Maintaining an active rather than passive lifestyle, such as doing exercise or practicing yoga, will have a positive impact on cancer patients.
During a recent workshop in Vietnam, Dr. Jorge Nieva, a leading expert in cancer from the University of Southern California, said that most research on different types of cancer indicates doing exercise has a positive impact on patients.
According to the expert, experiments show that the more inactive a patient gets, the bigger chances their disease will become complicated.
Patients who spend less than five hours every 60 days walking or moving tend to need more urgent medical assistance, while physically active patients have the least problems, he underlined.
Nieva advised consulting doctors for the most suitable form of exercise.
"It's mostly walking though," he noted.
|Instructor Sean Stocker works with his cancer students in this supplied photo.|
Data from the Eastern Cooperative Oncology Group (ECOG) show that lung cancer patients who have kept up with their physical activities have a 42 percent chance of surviving for more than one year. Meanwhile, those who stay on the bed half of their time enjoy a mere 19 percent.
Breast cancer patients who exercise regularly have the lowest death rate, according to a study by Harvard University.
Many tend to think avoiding physical movement and doing exercise can help them better than forcing them to work out.
"But we have to tell people that doing exercise really matters," Dr. Nieva said.
Thuy Muoi or Dr. Pham Truong Giang are the concrete evidence that a positive and active lifestyle can combat cancer effectively, he said, referring to two 'cancer fighters' featured in previous stories by Tuoi Tre News .

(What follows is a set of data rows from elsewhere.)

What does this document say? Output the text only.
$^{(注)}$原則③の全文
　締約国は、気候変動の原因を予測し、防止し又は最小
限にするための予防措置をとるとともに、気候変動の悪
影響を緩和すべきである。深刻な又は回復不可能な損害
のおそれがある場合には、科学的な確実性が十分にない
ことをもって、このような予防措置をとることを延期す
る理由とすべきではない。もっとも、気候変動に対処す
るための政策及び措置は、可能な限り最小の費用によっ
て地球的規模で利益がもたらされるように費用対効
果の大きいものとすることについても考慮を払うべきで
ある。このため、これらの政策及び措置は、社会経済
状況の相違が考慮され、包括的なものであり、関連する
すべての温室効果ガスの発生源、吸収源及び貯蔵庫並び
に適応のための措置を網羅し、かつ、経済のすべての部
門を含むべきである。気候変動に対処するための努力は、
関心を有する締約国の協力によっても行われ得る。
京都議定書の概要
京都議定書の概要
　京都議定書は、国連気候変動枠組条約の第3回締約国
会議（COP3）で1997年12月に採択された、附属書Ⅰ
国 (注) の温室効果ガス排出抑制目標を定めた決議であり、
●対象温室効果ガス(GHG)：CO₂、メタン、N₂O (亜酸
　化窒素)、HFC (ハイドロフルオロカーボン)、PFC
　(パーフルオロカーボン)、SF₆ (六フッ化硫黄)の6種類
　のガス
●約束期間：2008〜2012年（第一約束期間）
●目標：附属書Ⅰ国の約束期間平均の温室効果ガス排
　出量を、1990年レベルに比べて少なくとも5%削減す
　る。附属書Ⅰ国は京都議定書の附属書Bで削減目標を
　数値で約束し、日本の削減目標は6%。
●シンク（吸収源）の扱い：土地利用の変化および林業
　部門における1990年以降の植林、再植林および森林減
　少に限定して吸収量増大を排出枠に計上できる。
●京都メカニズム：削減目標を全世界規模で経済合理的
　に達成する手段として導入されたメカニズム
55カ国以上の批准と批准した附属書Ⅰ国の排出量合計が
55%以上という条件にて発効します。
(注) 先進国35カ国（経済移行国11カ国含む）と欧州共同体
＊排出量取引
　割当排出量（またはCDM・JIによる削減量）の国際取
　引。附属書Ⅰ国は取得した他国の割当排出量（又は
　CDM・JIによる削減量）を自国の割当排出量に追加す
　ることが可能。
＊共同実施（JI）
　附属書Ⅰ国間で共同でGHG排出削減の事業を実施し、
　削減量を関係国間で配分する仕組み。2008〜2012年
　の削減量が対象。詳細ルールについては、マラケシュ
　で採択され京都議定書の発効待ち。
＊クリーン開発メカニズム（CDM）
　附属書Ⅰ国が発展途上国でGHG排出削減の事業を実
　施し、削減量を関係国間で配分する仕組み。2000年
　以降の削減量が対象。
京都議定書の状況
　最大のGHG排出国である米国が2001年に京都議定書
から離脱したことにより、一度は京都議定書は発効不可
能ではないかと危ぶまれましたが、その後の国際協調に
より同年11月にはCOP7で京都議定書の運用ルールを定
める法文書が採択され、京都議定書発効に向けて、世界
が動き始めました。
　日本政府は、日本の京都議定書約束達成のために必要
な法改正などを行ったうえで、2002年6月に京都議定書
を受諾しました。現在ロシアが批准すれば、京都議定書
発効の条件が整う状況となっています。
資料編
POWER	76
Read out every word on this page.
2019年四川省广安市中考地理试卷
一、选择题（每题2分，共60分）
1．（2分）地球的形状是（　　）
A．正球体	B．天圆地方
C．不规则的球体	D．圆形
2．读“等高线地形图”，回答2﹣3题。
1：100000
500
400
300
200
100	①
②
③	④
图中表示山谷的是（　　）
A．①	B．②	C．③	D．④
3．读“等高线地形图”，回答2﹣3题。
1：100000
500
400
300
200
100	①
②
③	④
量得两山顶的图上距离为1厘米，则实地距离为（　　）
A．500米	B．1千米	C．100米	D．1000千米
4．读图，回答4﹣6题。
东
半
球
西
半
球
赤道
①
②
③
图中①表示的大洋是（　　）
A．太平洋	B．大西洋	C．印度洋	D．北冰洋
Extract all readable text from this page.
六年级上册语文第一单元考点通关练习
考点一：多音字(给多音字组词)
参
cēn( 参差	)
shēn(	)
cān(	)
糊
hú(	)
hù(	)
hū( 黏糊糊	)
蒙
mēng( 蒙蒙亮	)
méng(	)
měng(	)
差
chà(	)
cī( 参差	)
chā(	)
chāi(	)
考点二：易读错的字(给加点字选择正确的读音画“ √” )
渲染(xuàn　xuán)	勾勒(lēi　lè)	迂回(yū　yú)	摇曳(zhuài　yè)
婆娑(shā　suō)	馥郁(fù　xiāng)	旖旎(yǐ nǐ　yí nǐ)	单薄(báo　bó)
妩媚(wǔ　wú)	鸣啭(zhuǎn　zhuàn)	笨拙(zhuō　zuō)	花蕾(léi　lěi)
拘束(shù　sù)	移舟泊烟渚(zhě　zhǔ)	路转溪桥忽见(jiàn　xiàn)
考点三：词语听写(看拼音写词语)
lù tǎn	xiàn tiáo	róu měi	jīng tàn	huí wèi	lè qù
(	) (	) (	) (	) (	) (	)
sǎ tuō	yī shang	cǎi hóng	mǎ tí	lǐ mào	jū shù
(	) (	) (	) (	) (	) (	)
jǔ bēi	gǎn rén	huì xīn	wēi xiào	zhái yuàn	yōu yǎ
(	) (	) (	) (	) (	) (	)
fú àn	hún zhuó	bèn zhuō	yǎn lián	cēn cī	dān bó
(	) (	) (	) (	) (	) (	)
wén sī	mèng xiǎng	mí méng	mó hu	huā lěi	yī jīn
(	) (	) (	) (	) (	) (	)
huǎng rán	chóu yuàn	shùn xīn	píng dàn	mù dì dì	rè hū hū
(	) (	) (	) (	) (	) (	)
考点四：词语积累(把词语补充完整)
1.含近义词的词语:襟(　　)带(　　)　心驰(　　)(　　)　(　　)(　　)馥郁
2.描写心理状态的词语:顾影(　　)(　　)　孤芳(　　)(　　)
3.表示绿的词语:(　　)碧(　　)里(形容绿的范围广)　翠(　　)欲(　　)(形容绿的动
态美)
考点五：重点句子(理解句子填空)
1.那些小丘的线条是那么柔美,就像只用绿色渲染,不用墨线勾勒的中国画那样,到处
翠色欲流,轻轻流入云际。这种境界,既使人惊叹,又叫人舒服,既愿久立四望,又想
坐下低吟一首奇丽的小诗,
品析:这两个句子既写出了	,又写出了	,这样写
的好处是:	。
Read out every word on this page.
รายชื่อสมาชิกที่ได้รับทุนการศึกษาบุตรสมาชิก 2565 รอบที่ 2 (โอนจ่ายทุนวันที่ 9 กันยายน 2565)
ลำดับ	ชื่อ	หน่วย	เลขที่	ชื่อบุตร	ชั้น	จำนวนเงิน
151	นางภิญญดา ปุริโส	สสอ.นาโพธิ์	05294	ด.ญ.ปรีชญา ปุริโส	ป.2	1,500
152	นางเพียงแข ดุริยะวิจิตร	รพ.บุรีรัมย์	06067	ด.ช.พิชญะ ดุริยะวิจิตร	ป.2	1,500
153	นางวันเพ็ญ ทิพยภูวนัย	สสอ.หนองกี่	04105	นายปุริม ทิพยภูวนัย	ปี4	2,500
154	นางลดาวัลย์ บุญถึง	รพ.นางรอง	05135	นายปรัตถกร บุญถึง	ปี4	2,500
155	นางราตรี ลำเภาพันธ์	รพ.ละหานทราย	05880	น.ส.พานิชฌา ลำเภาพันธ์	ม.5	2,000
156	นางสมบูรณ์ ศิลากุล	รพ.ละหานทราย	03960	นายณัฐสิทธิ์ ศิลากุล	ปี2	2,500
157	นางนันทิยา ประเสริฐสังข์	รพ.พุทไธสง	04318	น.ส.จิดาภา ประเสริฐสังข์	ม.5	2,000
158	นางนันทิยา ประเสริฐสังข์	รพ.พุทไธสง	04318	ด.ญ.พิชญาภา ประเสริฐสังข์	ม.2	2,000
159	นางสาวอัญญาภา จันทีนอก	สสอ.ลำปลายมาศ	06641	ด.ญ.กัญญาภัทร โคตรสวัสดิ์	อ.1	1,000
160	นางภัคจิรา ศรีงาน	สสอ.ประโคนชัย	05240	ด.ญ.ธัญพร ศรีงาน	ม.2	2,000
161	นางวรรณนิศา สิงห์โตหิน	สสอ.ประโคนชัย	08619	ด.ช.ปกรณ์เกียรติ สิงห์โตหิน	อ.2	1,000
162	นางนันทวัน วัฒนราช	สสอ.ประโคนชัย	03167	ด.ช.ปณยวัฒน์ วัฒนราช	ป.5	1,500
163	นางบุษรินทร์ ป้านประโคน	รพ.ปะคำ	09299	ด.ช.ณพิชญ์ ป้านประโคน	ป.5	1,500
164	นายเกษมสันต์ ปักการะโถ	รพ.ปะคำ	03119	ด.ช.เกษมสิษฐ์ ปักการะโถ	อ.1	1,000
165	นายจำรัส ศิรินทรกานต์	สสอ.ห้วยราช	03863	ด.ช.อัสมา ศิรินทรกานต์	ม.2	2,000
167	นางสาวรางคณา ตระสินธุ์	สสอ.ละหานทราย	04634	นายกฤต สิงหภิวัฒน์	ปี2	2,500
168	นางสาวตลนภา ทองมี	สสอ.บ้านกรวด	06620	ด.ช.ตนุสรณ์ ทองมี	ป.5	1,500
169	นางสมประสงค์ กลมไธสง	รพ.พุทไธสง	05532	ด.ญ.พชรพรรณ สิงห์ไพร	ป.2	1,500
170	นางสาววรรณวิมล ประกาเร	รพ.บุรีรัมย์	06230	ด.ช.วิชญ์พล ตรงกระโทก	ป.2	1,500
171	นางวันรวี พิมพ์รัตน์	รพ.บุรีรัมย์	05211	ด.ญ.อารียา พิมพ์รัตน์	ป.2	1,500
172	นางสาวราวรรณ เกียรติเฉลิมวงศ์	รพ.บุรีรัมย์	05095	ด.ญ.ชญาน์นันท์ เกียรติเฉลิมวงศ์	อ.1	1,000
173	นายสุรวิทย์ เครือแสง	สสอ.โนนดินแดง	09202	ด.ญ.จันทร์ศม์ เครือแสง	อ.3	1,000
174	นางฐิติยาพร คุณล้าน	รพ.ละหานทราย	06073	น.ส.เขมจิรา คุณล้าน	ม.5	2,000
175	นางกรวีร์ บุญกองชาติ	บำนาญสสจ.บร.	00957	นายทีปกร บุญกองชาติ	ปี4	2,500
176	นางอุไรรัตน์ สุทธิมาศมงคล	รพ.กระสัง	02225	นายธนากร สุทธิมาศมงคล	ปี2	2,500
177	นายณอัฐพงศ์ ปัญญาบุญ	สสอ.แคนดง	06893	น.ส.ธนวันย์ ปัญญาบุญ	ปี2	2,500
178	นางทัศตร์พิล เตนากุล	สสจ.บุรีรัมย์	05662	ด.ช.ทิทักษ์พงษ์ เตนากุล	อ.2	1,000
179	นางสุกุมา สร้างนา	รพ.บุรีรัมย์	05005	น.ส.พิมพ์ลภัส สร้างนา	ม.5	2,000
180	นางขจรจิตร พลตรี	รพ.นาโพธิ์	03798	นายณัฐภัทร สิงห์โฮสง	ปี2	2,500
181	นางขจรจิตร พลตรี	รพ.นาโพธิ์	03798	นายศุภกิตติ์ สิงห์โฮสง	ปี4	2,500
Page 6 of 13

Thuy Muoi is a well-known young business woman who founded the Salt Cancer Initiative (SCI) to help cancer patients in Vietnam. She has final stage lung cancer.
Dr. Pham Truong Giang is a record cancer case in the Southeast Asian country. He has lived with five different cancers and played tennis for the last 16 years.
Gauranga – the spell against cancer
Located inside a mall in District 1, Ho Chi Minh City is a yoga class for cancer patients run by the SCI.
There are approximately 30 students, both male and female, who come from different age groups.
Among them is Nguyen Thi Thuong Huyen, who has had breast cancer for six years.
"I am an aerobics instructor, so I'm used to exercising," she said.
"I keep on exercising even after I found out about my cancer."
But Huyen had to give up exercising a year ago, when one of her legs started to get swollen.
She then signed up for a yoga class at the SCI, which helps her to be able to "get to exercise and monitor [her] body without affecting [her] condition."
|Cancer patients participate in a yoga class run by the SCI in Ho Chi Minh City. Photo: Huy Dang / Tuoi Tre|
For learners of the yoga class, the highlight of each session is the meditation with Australian instructor Sean Stocker, who would ask them to join him in chanting an Indian song he calls the "Gauranga spell" together.
"It's actually the melody that makes it tick as it soothes their minds and eases their mental strain," Stocker said.
The instructor admitted that it is quite different working with cancer patients. "I had never done this in Australia, so the SCI has given me a great opportunity," he added.
He further commented that in order to devise the most appropriate yoga moves for each student, he needed to get to know them personally.
"I am not a doctor, but cancer patients and their family need to be at their mental best, and yoga is surely good for the mind," said Stocker.
"Yoga exercises are suitable for most people and do not pose any serious injury threats, so I think they are right for cancer patients."
Yoga and cancer
Yoga is highly encouraged in anti-cancer groups worldwide.
According to Cancer Research UK, yoga offers mental therapy, helping patients to overcome their worries, stress and depression.
Their surveys of cancer patients show that yoga helps them relax during treatment and lessens symptoms as well as side effects such as pain, fatigue and sleepiness.
Other small-scale studies also indicate that yoga actually helps to fight back pain, high blood pressure, asthma, epileptic and depression.
In 2012, a study conducted in the U.S. indicated the therapeutic effect of yoga on breast cancer.